Once such a standard gets established somewhere, it will be widely adopted elsewhere; that will then lead eventually to a more stable composite standard being defined and adopted.
A state can then encourage municipal governments or private businesses enterprises within the state to issue, individually or collectively, their own credit vouchers denominated in terms of said silver dollar units by spending them into circulation as partial or full payment to suppliers of material inputs to production and to employees and other service providers. Those vouchers can then circulate as money to settle obligations of other actors in the economy. The state government could accept said vouchers, in whole or in part, as payment for taxes, fees, and other obligations due to the state government or the state government might even consider issuing its own modified Tax anticipation warrants (TAWs) in the form of paper notes, ledger entries, or digital tokens denominated in terms of said silver dollar units.

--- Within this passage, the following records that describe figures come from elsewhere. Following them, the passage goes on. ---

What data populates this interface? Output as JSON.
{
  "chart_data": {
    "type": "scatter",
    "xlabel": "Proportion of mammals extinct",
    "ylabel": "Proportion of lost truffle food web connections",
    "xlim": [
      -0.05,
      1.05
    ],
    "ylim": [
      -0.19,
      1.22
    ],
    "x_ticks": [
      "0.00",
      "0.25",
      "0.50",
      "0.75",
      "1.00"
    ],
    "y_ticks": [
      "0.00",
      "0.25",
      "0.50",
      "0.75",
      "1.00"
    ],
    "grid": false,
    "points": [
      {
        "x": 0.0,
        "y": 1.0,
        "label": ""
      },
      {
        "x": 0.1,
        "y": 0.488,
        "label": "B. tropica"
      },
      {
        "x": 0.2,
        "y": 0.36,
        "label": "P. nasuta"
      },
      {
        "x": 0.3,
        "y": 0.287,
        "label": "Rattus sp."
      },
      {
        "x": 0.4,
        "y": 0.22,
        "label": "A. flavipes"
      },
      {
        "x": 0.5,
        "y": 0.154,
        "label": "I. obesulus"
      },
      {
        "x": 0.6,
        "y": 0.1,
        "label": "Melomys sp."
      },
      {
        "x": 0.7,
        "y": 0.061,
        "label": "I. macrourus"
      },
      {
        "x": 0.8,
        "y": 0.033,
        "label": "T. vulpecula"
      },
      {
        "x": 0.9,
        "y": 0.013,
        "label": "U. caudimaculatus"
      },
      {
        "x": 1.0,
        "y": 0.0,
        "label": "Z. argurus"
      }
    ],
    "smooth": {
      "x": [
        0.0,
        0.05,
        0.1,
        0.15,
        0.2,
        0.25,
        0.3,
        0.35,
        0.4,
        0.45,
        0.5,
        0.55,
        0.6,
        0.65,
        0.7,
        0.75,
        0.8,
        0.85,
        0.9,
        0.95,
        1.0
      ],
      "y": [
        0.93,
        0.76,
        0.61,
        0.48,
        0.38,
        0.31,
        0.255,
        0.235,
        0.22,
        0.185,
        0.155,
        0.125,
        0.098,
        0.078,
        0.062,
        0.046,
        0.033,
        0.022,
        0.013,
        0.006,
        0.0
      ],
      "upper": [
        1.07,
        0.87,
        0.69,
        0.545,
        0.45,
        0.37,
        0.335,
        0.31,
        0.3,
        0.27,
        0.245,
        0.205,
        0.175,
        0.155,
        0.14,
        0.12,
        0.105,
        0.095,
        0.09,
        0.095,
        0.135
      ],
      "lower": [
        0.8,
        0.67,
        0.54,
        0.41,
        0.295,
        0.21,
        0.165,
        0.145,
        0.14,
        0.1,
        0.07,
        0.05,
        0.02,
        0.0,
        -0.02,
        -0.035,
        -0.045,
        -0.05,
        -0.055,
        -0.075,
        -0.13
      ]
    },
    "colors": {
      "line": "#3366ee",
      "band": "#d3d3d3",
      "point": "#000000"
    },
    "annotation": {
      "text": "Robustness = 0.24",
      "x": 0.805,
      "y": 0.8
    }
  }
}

People will accept these modified TAW and use them to pay one another because the warrants can be used to pay taxes and fees that are due to the issuing State government, or to pay private vendors of goods and services. When the government eventually accepts them back as payment for taxes and fees, the warrants are retired. In the interim period between their issuance and their retirement, the warrants can circulate throughout the region as an independent means of payment among the population. As the TAW mature/expire, new series of TAW may be issued in amounts that are not excessive in relation to anticipated revenues.
As the people at large come to better understand and trust the validity and benefits of these payment media, they will increasingly use them in place of national fiat currencies in business dealing within the region, and in doing so will achieve a greater measure of local self-reliance and control over their own affairs.